Earning Elite Status 101
Now, for existing Marriott Rewards members, things aren’t so different than they were before. Yes, there are new tier levels, and Gold is now just a big a joke as Silver; but status is still earned based on the number of Elite Qualifying Nights (EQN) you accumulate during the calendar year. And, as has been the case for some time now, EQNs include those earned via stays, credit card spend (Marriott Premier Visa only), rollovers (RIP), Rewarding Events, etc.
For example, the above is what my 2018 earnings look like thus far. As you can see, the bulk of my EQNs came from credit card spend, though I do have a number of stays coming up throughout the rest of the year. But, as I was looking over my account on the new system, I noticed this:
Not All EQNs are Equal
Apparently, not all EQNs when it comes to earning Marriott’s top-tier status. As the graphic above shows, only nights spent in bed at a Marriott property count towards Ambassador status. And, you know what? I have no problem with that. It should be for those actually spending that many nights annually on the road to reward those that deserve it most. So long as the restriction only applies towards earning Ambassador status, which it should. After all, even the new Marriott Rewards credit cards are marketed as providing 15 EQNs to help you achieve status faster.
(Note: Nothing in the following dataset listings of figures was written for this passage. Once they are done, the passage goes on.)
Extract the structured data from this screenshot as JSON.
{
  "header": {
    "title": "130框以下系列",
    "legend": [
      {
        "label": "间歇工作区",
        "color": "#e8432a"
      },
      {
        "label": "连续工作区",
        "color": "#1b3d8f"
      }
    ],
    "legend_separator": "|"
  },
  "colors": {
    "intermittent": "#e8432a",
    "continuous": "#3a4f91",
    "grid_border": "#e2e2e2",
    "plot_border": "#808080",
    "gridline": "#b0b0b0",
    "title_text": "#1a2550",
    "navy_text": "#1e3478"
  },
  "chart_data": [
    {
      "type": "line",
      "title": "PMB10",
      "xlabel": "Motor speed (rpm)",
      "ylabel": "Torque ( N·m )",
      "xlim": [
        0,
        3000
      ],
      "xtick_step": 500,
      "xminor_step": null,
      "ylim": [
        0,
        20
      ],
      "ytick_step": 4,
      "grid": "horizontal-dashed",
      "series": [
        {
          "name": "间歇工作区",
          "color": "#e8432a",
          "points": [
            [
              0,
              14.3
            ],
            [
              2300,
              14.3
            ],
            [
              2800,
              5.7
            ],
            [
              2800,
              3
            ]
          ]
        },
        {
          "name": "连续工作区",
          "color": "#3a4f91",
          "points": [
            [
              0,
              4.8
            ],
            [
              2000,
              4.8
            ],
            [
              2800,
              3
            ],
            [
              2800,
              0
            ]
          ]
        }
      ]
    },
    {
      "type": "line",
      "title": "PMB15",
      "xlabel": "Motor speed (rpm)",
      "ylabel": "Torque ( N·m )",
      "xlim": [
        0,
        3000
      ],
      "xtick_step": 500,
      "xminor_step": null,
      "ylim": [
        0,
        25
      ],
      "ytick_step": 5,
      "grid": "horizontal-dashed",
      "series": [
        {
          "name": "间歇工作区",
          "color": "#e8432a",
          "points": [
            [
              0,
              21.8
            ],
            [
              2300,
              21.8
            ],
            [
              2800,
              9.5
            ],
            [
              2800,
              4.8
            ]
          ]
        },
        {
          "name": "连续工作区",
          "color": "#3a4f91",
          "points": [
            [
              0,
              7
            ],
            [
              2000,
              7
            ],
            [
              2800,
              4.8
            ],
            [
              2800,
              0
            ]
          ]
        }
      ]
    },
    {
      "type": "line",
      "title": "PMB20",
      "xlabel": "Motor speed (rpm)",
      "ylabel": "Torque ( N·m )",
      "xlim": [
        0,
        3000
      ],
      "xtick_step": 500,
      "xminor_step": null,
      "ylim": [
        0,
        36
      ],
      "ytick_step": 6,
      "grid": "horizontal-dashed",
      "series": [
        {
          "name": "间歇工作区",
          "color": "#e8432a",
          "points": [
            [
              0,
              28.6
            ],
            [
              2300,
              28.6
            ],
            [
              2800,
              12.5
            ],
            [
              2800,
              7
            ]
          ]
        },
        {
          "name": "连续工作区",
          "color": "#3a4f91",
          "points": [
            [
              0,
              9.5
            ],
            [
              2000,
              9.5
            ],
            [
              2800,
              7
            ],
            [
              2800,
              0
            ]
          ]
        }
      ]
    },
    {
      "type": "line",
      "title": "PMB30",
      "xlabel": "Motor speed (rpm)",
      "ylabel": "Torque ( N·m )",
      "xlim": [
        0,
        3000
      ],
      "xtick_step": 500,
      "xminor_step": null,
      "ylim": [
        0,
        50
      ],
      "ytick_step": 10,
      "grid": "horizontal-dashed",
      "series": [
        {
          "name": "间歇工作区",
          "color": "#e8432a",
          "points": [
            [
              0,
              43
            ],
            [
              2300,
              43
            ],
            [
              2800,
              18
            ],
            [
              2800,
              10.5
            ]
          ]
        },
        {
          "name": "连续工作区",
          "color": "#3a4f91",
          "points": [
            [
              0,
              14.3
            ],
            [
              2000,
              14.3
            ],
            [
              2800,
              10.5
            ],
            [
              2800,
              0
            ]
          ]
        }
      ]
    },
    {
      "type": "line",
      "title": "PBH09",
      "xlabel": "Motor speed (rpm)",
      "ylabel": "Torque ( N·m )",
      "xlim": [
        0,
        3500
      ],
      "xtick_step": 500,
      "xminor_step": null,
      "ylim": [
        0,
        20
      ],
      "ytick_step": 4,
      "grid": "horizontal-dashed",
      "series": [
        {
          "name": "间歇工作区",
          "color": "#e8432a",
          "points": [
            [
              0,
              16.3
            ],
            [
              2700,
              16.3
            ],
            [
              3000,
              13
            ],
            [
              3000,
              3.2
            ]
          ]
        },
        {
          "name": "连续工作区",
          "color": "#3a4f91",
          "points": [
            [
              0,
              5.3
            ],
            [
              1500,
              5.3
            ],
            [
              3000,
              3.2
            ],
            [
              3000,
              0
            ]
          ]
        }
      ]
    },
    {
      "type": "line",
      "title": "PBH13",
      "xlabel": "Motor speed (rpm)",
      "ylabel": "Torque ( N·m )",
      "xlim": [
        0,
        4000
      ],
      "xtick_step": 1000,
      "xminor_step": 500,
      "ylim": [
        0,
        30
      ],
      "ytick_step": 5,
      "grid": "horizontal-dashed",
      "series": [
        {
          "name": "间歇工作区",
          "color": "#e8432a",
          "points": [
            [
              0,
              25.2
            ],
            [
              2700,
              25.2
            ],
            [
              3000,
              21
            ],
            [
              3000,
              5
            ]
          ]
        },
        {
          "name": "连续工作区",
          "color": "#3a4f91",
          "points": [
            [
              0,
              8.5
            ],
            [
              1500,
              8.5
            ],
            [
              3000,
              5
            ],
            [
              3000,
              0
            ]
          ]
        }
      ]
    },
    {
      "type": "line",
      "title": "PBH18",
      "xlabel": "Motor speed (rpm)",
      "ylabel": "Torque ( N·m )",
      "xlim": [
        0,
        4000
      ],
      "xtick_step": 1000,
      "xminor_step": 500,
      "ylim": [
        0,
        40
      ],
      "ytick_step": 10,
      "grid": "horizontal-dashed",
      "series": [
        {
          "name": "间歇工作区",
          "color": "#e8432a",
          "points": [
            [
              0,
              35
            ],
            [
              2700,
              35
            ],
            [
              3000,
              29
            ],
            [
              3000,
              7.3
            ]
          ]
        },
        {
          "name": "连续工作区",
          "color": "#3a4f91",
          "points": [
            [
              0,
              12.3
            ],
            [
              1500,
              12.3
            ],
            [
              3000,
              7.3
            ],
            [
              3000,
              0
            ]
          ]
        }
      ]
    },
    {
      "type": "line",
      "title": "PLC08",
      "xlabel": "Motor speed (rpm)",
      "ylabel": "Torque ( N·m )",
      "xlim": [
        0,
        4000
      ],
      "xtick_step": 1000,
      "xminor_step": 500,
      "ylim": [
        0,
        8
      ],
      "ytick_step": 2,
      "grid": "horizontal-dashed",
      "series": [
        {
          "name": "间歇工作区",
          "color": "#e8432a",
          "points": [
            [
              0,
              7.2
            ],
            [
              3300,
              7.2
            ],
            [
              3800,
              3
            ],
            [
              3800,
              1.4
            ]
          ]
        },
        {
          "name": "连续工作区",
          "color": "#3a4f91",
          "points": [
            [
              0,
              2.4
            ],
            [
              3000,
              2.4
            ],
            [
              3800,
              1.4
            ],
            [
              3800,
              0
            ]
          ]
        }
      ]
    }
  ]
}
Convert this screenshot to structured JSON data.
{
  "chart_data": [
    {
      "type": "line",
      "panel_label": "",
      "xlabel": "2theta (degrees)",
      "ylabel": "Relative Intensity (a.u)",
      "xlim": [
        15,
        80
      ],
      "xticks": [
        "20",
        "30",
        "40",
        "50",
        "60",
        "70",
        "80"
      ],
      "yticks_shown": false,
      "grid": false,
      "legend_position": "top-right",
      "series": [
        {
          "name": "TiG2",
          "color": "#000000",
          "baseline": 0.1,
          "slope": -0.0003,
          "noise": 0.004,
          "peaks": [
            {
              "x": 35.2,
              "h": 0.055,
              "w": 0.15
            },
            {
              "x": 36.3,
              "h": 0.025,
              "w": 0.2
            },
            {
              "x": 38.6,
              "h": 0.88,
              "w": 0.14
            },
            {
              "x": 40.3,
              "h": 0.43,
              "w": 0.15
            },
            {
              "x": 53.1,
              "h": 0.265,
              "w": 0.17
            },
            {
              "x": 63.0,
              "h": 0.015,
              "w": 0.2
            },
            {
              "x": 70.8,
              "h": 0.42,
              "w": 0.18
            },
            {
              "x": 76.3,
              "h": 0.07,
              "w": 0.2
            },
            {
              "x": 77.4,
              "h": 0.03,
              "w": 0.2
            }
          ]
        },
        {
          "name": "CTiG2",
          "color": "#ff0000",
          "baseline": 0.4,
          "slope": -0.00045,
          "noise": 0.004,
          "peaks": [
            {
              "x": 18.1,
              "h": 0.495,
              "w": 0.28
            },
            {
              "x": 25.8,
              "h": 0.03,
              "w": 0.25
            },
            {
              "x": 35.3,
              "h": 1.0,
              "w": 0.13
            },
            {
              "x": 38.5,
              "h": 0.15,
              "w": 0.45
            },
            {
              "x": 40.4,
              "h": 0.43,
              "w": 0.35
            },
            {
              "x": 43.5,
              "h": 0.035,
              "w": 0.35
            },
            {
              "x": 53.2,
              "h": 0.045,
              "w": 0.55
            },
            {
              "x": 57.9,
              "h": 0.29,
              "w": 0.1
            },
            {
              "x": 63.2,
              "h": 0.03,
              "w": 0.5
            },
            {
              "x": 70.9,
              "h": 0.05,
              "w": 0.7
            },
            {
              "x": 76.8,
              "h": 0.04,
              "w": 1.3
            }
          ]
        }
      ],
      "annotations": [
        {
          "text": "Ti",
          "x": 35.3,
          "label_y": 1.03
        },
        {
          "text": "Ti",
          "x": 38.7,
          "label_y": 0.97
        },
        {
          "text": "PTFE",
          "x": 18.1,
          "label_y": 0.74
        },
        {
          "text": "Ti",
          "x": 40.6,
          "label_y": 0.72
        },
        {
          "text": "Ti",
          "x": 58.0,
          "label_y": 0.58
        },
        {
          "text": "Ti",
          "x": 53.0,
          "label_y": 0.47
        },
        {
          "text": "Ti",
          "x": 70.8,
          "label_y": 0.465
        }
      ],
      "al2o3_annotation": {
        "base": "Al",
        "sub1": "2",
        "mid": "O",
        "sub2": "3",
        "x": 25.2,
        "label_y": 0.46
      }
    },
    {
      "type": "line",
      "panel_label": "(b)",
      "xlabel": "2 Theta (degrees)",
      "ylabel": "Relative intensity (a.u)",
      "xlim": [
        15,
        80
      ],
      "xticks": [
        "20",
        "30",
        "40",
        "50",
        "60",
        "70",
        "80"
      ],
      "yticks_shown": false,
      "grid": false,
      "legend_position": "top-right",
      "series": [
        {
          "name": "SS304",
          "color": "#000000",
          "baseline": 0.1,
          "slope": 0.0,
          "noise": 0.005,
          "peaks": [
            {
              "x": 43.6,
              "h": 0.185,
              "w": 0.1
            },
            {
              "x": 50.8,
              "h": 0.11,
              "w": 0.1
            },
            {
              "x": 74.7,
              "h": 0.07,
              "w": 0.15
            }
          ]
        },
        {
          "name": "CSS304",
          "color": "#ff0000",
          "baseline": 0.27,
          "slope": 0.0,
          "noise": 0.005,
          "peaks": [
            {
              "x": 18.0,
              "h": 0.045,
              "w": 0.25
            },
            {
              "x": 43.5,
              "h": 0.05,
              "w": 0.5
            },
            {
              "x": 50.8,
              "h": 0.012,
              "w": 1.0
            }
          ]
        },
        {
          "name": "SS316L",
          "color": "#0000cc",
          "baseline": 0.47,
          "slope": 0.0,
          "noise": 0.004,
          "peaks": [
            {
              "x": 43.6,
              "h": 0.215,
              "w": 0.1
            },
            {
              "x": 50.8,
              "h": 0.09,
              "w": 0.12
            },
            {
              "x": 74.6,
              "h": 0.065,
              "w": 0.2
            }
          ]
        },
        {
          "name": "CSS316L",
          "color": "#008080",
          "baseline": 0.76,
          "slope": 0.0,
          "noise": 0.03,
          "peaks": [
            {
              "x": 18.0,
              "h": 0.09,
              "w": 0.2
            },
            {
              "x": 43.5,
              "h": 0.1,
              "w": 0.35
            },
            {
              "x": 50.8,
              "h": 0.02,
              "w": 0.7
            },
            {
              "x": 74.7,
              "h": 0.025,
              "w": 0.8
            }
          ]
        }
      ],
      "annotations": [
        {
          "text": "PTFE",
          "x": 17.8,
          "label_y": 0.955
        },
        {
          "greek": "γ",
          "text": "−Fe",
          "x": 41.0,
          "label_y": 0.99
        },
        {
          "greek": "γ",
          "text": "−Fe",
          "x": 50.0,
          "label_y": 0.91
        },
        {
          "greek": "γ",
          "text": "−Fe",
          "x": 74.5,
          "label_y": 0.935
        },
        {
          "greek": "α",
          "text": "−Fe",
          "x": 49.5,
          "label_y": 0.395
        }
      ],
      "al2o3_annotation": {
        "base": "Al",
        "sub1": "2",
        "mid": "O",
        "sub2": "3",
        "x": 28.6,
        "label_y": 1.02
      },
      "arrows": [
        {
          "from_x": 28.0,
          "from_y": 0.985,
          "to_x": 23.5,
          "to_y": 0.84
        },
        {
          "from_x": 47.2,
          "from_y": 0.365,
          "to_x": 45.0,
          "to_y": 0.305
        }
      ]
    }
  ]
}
Earning Marriott Rewards Ambassador Status is Different, Final Thoughts
Again, I have no issue with the way Marriott is handling qualifications for its Ambassador status and even applaud them for it. I’m happy with being just a Platinum Elite and am hoping I’ll be able to achieve Lifetime Platinum Elite (LTP). Once my accounts combine, I should automatically become Lifetime Gold, so I’ll only need to earn 200 more nights and maintain status for two more years to achieve my goal. That, however, is contingent on the Marriott Rewards Premier Visa maintaining its EQN earning benefit. If that ability is taken away, well then I’ll likely never achieve LTP status. And that, my friends, is when I’ll take my business elsewhere for sure. But for now, I’ll continue to chug away.